Shannon Conder came to work at the Georgetown plant after Toyota idled the Princeton, Ind., facility where she worked as it underwent a change in the types of vehicles produced. The automaker kept employees working, offering some the opportunity to come to Georgetown and others to do training exercises and upkeep.

Conder spent 11 months in Georgetown, and "it was excellent," she said.

She said the book "has stories that will bring you to tears and some that will make you laugh. ... The book was awesome."

Proceeds from the book's sales are being donated to the plant's benevolence fund, which also receives money from the cans and bottles recycled by workers.

"This was never about making any profit," Turner said. "I have a friend who had to get money from the Toyota benevolence fund because his house burned down."

As of a month ago, the 430-page book, which costs $15.95, had sold nearly 75 copies, Turner said.

The book also has led to more opportunities for Turner at the plant.
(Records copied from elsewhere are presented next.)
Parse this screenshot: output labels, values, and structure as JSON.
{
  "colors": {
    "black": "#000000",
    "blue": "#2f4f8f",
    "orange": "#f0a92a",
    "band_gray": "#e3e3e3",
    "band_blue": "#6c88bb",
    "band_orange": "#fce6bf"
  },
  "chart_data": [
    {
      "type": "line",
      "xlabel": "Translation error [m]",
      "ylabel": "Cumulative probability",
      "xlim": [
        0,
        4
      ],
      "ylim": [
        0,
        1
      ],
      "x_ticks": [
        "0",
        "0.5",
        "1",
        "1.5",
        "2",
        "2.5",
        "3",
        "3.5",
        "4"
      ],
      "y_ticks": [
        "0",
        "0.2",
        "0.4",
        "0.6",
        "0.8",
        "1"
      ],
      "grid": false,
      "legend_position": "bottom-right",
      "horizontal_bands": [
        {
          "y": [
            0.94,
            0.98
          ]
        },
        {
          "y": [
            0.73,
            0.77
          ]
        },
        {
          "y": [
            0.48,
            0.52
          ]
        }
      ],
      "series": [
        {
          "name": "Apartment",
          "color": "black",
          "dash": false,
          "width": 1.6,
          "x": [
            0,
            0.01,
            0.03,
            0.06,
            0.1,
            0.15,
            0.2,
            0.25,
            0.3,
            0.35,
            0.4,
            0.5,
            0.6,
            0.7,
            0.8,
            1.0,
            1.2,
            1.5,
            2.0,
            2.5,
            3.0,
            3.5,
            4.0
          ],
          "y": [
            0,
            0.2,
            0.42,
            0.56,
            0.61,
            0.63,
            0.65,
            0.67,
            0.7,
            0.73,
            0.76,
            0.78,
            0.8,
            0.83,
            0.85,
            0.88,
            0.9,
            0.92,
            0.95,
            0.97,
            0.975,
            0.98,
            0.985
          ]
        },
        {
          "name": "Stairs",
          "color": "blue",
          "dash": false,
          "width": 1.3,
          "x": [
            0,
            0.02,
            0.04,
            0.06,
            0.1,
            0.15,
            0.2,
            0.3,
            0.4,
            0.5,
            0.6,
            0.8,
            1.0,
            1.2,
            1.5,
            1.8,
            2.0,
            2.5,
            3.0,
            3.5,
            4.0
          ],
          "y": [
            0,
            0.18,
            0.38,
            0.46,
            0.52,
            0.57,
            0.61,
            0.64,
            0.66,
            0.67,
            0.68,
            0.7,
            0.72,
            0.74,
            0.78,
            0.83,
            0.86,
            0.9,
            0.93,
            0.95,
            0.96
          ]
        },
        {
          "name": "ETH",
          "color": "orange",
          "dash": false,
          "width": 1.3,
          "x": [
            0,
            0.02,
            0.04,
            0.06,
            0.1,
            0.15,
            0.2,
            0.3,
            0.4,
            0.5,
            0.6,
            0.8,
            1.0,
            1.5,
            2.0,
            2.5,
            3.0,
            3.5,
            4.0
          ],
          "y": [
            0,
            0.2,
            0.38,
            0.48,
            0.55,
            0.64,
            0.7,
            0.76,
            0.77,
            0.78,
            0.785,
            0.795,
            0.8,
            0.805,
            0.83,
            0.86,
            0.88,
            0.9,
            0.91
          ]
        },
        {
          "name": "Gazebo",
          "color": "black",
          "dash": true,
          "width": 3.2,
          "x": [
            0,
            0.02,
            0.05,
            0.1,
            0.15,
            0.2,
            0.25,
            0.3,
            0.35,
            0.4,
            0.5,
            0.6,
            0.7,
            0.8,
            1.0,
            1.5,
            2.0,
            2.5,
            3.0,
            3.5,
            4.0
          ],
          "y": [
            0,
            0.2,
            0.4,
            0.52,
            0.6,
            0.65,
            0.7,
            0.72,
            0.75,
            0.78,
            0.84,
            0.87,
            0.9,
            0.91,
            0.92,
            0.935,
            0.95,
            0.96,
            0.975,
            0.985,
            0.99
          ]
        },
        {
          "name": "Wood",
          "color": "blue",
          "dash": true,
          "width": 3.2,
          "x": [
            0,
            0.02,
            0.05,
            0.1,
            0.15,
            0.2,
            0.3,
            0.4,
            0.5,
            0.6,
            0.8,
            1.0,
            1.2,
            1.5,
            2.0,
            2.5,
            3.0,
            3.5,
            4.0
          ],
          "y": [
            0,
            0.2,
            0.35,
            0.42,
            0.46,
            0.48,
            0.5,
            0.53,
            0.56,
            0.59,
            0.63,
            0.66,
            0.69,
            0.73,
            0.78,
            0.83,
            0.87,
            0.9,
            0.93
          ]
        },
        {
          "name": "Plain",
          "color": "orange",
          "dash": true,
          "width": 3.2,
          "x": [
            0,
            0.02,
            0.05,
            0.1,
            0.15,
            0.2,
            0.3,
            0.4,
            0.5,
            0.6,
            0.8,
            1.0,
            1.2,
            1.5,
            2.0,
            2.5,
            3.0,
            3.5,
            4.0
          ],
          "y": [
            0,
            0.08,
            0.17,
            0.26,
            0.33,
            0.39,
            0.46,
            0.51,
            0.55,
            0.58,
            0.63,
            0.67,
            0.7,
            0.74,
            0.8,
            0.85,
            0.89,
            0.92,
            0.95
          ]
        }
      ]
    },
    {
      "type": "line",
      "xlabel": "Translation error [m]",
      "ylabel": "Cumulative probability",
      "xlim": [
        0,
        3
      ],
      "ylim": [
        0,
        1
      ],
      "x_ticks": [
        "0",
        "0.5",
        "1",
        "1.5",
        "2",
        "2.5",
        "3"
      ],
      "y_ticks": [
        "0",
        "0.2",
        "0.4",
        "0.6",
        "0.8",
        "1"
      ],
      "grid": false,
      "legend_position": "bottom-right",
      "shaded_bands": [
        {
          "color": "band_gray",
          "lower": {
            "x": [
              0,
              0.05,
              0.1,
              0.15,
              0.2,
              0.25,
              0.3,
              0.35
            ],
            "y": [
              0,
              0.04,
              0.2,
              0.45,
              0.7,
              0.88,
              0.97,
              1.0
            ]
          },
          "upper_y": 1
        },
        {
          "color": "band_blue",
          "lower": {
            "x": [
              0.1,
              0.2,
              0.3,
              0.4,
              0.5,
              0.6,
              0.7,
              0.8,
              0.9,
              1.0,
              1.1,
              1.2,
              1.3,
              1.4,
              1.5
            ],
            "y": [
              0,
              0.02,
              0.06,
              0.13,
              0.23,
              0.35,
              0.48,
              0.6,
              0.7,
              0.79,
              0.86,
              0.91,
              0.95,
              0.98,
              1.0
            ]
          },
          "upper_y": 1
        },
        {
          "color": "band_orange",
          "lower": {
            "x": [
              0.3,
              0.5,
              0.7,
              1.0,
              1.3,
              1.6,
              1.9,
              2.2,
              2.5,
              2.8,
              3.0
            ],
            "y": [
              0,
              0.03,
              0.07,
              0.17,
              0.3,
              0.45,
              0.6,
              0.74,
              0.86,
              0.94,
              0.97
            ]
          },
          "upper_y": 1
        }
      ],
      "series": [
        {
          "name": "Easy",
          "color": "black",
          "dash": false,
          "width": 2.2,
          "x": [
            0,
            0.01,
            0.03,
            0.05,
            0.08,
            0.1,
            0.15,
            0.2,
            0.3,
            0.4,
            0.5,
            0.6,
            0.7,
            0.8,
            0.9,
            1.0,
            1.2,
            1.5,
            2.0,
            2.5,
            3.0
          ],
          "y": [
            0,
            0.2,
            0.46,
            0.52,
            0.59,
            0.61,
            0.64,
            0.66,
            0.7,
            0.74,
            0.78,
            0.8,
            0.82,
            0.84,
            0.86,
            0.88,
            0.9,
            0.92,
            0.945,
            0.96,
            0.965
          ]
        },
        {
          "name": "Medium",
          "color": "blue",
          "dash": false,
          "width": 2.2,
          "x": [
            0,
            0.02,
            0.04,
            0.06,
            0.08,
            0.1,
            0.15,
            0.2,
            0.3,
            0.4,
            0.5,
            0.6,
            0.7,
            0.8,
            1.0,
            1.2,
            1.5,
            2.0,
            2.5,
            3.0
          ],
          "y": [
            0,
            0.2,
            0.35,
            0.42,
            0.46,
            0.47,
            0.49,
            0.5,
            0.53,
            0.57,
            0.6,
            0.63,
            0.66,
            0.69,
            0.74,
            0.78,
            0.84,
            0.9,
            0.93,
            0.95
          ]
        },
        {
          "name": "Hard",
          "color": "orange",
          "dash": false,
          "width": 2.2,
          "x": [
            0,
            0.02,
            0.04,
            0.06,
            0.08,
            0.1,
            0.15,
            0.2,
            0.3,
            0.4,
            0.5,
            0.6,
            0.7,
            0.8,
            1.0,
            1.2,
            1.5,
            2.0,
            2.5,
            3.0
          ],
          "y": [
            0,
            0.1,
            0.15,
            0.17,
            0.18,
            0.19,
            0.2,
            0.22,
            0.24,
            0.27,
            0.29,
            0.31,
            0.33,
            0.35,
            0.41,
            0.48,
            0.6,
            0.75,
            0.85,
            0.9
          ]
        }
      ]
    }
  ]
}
He was picked from employees nationwide to be among those sent to Washington to lobby congressional officials after the company's recall of several models, including the Georgetown-built Camry, due to sticky gas pedals.

"We always try to look for team members who we know are passionate about what they are doing ... and Tim is an example of some of the very passionate team members that we have here at the plant who take a lot of pride in what they do," said spokesman Rick Hesterberg.

Turner visited Washington twice, as his first trip was cut short because of a blizzard that shut down the government.

"A part of me wishes I had the chance to write a chapter about the recall, but the chapter's not yet written for our company, and we're all in the right mode," said Turner, who volunteered at a Toyota dealership in Richmond to assist customers coming in to have recalled vehicles fixed. "We're going to make sure our customers are taken care of."